PMA Assistant Professor Juan Manuel Aldape Muñoz performed a new work entitled Fugitivity on October 25-26, presented by the Dance Mission Theater. Fugitivity is the latest iteration in the performance series “Dismantling: Tactic X" convened and directed by NAKA Dance Theater co-founders Jose Ome Navarrete Mazatl and Debby Kajiyama. Aldape Muñoz devised the work in collaboration with Amelia Uzategui Bonilla, Cristina Lopez Suarez, Krhistina Giles, Music Research Strategies (Marshall Trammell), Oka Ver, Jose Ome Navarrete Mazatl and Debby Kajiyama, with video and object design by Ian Winters, and lighting design by Jose Maria Francos.
“This project, titled Fugitivity, was developed over the course of a year,” said Aldape Muñoz. “First, an invite-only residency at the Maggie Allesee National Center for Choreography (MANCC) in October 2024 allowed for the initial ideas to be explored. Then, with support from the PMA Bean Fellowship, a residency at MilkBar on June 28 to July 6, 2025, allowed a reconvening of the group in a deeper exploration of the materials and the incorporation of various new media technologies. MilkBar is a center for experimental performance and media arts based in Richmond, California. The outcome of the residencies at MANCC and MilkBar was shared in a two-day public performance at Dance Mission Theater in San Francisco, California—who commissioned the work.
“Fugitivity is an experiment in the durational force of performance improvisation to challenge and shift structures of power, hierarchy and oppression. This new dance-theater work is the latest phase of a 6-year process, in which a multidisciplinary cohort of eight national and international collaborators has engaged in creative experiments, dialogues, and work-in-progress showings to instigate conversations around (il/legal) immigration, the legacy of slavery, market economies, democracy, techno-capitalism, gender, and race.

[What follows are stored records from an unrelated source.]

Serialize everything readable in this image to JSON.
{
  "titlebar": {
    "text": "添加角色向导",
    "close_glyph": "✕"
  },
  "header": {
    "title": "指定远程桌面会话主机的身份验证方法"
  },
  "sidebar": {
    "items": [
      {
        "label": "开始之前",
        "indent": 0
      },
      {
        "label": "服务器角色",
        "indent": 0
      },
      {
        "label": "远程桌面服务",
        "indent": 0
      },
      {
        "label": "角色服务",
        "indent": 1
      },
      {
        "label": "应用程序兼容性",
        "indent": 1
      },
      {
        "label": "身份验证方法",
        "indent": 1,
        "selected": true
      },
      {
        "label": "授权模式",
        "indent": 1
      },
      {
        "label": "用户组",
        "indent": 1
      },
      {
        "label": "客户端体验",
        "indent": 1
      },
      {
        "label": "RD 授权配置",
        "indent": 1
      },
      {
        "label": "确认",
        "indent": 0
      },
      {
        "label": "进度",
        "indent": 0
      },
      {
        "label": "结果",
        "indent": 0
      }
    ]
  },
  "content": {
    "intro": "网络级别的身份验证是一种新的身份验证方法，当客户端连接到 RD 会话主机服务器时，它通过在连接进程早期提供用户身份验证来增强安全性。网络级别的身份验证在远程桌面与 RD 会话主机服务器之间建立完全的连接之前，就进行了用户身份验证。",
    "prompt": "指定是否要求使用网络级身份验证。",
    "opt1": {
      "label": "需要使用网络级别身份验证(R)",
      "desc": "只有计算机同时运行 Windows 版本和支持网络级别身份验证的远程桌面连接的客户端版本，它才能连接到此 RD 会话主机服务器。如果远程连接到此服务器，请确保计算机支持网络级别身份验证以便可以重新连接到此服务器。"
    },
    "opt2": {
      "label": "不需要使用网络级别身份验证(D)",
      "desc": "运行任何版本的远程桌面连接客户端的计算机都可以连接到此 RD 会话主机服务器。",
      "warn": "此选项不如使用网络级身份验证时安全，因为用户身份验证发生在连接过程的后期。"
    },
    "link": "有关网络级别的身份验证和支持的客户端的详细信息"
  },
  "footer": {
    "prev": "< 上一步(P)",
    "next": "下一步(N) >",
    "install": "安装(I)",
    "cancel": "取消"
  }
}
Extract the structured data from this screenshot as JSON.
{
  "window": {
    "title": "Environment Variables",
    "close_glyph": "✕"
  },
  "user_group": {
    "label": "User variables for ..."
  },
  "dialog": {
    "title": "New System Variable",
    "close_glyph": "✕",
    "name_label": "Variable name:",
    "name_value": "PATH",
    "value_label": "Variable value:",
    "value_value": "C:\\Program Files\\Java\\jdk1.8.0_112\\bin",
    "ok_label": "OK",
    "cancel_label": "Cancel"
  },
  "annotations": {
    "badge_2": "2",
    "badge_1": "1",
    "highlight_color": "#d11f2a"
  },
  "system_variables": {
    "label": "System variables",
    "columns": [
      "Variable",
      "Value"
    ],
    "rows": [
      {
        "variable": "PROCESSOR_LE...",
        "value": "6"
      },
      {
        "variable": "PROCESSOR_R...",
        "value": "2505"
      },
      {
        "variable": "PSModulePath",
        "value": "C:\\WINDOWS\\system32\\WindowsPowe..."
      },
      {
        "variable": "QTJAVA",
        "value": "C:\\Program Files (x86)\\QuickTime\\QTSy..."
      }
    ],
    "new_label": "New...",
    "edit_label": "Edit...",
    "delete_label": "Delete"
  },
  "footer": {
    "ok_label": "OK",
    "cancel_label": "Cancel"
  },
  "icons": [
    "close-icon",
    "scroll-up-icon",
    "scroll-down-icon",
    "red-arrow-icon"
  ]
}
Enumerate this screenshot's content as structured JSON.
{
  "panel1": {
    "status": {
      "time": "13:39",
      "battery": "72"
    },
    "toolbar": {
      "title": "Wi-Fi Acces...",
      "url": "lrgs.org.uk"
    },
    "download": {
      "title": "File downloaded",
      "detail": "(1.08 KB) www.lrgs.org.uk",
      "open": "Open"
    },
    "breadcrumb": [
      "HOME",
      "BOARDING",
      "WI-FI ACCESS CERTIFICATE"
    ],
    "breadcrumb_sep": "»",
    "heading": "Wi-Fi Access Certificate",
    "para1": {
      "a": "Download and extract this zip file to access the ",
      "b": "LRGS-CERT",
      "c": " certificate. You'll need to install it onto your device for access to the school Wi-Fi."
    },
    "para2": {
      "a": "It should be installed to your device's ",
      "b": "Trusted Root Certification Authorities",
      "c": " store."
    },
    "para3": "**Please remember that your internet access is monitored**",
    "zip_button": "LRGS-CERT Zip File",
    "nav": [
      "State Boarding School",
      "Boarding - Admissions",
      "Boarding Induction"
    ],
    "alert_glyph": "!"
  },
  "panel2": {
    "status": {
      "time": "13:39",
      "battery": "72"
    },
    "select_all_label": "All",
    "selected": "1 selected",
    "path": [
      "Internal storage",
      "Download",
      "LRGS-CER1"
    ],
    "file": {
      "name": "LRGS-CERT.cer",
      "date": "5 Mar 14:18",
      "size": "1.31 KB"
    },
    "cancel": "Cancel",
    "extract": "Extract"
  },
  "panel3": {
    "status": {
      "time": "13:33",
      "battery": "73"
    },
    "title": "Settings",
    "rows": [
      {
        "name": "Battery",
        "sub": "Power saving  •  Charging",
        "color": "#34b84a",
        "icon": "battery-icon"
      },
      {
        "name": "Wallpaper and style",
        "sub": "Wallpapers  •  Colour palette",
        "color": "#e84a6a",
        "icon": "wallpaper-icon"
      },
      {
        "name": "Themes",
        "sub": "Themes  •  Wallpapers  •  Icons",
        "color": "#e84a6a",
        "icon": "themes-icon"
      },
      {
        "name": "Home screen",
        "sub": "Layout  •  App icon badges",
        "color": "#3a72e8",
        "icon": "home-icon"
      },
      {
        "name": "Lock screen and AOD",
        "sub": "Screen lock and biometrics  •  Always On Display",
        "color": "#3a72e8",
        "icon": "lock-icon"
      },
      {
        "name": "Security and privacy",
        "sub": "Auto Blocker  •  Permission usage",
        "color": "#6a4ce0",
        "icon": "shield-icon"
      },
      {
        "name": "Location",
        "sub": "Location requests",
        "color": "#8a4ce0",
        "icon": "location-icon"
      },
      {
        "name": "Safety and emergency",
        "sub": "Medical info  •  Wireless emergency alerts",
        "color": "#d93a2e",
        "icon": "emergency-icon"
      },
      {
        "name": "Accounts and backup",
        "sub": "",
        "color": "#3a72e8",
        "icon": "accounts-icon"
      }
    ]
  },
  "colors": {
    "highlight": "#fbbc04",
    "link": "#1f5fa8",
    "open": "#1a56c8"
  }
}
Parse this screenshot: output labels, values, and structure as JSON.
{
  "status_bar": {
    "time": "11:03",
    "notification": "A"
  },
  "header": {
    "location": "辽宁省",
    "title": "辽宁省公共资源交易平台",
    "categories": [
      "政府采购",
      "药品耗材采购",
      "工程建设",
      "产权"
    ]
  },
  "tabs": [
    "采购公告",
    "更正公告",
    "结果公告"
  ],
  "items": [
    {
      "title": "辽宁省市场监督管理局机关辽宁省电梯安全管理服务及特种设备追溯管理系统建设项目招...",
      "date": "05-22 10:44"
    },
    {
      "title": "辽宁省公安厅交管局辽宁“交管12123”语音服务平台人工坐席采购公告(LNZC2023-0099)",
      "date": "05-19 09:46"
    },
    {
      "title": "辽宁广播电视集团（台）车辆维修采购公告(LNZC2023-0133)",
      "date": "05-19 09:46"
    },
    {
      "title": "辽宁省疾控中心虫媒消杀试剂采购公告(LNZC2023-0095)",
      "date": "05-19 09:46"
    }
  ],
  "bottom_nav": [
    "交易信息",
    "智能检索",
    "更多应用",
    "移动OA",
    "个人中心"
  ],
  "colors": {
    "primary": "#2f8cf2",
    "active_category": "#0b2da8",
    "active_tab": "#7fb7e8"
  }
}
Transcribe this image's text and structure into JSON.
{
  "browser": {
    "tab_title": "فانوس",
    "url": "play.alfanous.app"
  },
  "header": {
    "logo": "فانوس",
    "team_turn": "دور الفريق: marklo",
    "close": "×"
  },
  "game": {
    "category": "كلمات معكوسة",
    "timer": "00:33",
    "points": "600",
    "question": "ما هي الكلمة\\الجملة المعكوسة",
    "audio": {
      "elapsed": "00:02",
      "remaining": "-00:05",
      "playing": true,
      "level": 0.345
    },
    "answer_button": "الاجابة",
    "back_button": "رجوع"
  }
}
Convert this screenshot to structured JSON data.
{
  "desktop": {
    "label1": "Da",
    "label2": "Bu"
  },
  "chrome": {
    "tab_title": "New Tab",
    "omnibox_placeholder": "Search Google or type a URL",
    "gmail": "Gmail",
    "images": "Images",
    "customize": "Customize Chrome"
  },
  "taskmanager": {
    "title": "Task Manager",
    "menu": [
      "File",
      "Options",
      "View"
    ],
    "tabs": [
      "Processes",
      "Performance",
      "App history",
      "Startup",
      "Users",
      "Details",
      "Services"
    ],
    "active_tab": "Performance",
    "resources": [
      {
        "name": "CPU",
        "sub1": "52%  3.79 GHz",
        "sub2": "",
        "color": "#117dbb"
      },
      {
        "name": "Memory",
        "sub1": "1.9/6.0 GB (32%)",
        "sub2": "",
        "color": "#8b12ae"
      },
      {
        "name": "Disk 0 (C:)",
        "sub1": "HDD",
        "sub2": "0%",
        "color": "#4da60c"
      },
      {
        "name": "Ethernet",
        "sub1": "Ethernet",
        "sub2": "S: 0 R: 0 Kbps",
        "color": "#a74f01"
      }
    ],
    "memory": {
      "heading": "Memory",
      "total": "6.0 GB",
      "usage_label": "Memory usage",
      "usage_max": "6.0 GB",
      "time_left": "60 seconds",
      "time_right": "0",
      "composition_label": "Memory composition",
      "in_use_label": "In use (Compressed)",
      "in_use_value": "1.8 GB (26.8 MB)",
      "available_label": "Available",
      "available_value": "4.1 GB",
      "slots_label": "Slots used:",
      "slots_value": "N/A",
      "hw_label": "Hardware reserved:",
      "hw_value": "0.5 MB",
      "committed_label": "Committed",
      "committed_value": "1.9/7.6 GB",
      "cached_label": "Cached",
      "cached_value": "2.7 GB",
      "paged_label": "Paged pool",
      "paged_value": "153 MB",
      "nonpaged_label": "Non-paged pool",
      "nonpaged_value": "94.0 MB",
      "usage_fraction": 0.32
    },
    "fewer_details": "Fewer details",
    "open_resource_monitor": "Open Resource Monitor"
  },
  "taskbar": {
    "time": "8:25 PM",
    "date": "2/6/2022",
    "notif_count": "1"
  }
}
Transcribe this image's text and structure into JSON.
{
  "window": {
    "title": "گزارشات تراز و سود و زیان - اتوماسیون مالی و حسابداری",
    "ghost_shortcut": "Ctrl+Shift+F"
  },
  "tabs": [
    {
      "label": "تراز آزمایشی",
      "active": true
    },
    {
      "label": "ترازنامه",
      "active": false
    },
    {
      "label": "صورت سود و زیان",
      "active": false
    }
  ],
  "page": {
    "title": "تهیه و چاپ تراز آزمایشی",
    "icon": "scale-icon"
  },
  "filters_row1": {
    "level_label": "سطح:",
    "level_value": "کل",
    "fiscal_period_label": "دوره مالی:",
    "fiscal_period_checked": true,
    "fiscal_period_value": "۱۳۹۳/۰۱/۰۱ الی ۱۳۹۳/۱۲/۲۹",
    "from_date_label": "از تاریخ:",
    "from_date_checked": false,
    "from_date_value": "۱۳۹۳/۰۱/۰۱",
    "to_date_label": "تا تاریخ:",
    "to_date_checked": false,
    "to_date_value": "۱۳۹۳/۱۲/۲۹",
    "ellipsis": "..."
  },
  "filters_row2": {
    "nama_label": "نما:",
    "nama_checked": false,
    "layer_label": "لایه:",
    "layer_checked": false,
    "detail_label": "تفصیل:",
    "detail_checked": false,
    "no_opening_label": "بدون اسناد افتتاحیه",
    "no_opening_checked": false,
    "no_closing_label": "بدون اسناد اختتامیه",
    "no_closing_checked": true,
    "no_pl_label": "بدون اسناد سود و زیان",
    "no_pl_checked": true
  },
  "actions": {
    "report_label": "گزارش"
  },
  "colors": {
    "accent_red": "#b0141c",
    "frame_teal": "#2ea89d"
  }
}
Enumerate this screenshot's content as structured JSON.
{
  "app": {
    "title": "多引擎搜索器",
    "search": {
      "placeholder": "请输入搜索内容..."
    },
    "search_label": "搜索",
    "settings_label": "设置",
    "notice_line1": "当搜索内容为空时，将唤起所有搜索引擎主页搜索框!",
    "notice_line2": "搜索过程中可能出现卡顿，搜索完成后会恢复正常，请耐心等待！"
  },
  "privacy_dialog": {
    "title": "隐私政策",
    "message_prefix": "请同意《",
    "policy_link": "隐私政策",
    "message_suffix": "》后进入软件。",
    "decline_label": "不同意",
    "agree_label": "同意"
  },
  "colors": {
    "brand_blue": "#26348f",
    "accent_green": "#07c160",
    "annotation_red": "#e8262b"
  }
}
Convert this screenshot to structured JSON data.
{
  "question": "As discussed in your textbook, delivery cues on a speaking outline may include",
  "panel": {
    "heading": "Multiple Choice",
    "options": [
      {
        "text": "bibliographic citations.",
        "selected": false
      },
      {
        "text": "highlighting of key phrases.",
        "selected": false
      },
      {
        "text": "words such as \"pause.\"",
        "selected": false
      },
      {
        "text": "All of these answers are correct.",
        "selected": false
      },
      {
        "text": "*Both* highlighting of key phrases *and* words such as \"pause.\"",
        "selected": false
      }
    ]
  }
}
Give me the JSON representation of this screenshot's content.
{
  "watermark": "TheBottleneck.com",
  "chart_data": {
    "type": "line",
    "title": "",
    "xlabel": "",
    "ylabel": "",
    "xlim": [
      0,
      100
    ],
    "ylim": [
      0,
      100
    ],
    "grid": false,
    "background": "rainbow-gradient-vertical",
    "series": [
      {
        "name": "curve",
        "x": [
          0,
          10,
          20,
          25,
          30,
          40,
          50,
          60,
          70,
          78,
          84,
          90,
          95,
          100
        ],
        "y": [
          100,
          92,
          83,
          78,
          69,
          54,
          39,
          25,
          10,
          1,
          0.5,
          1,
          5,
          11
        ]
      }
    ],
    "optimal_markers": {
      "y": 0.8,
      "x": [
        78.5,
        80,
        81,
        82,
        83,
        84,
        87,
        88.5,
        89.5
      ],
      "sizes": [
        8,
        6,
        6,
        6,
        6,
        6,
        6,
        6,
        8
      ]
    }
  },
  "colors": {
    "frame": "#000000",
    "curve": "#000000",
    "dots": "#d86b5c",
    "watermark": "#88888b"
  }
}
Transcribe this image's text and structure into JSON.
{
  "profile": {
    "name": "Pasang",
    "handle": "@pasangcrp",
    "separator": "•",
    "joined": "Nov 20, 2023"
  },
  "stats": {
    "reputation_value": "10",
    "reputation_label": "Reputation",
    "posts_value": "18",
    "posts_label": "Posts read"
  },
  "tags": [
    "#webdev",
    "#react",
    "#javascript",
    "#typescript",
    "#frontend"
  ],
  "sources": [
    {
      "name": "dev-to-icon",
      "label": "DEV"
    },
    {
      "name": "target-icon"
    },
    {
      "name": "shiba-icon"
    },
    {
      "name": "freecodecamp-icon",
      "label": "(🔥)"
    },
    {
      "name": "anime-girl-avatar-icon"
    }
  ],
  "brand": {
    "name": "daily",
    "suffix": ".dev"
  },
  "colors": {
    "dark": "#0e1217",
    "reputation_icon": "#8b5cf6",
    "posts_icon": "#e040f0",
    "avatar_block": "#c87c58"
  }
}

“All participating artists arrived at the creative process with questions and practices around the theme of Fugitivity. Questions we explored included: Who has lost the ability to move freely? Who is forced to flee? How can we respond creatively to xenophobia and the threat of mass deportations? What underground networks are keeping people safe? Over the course of a year, we met collectively via Zoom for two hours, every other week. Those sessions complemented the two 10-day residencies at MANCC and Milkbar. During that time, artists took turns presenting, sharing, and adapting questions and practices to craft an interdisciplinary one-hour performance.
“Originally, we had conceived that the performance was going to be structured as two performances happening simultaneously. One would be inside the DMT Blackbox on the second floor. The other was to be outside on the crowded BART Plaza (the local Bay area rapid transit system). Performers were going to move between both locations, crossing a busy public street, playing multiple technical roles and taking on different personas. It was the most technical and creative challenge to date for me. Days before our premier, President Trump’s Administration made the announcement that the National Guard and Immigration and Customs Enforcement were going to be deployed to San Francisco, with a focus on Latine immigration communities and workplaces. The deployment was proposed to take place the weekend of our performance. Dance Mission Theater is in the heart of the Mission District, a Latine immigrant enclave. Out of an abundance of precaution and to not draw attention, we forewent the public performance on the metro plaza and focused all out attention to inside the Blackbox. Some of the sections/scenes that were supposed to happen outside were moved to the theater’s foyer. That social and political tension added urgency and underscored the relevance of the topics we were addressing in Fugitivity.”